Being unable to work because of an illness or injury is something many in California do not like to consider. However, those with foresight plan for that possibility by adding long-term disability to the insurance benefits they obtain through their employers. Because these policies are often offered as part of an employee benefits package, they are usually subject to ERISA (the Employee Retirement Income Security Act), which governs most employee benefits litigation. ERISA and the associated Department of Labor regulations also govern the process of administratively appealing the denial of a claim for disability benefits which is normally required prior to a lawsuit being filed.

After planning ahead and purchasing LTD insurance, it can be discouraging if the insurer denies the claim. At that point, the claimant is likely suffering physically, emotionally and financially, and challenging the denial can be a struggle. Nevertheless, ERISA requires that the claimant administratively appeal the denial to the insurance company or plan administrator prior to bringing a lawsuit to seek the benefits at issue in state or federal court.
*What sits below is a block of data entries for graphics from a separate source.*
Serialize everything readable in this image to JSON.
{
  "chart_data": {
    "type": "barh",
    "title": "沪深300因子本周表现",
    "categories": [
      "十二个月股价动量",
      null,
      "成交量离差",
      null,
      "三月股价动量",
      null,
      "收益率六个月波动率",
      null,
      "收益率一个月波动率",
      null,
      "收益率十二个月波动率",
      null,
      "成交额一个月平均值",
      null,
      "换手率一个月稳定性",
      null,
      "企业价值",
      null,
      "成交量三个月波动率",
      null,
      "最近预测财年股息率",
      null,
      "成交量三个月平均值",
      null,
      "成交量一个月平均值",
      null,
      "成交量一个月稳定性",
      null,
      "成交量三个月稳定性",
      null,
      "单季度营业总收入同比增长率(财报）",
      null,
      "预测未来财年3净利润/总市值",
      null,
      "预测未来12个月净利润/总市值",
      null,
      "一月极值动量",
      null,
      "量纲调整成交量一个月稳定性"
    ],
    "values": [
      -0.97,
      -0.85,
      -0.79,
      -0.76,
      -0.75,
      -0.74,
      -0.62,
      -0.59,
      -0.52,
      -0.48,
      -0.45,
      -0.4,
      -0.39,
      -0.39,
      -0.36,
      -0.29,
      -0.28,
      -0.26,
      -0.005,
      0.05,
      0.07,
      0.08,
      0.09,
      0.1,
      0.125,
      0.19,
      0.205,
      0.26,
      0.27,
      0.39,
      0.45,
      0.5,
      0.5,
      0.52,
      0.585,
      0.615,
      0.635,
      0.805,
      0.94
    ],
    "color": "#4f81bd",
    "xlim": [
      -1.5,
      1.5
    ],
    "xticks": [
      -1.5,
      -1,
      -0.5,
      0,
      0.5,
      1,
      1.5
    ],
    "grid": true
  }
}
The reasons for denial of a claim for benefits vary but it is not uncommon for the insurance company to base its denial upon an error on the claimant's application or the alleged failure to provide enough medical support for one's claim. This is why many people wisely seek the assistance of an attorney from the very beginning of the claims process.

When faced with a long term disability claim denial, a claimant in California should be prepared for a difficult battle if he or she intends to appeal, and if necessary, proceed with filing a lawsuit.

An attorney who has experience with disability law and ERISA governed disability plans will often provide you with the best chance for a successful outcome. This will allow a claimant to focus on his or her health and recovery, rather than fighting with an insurance company.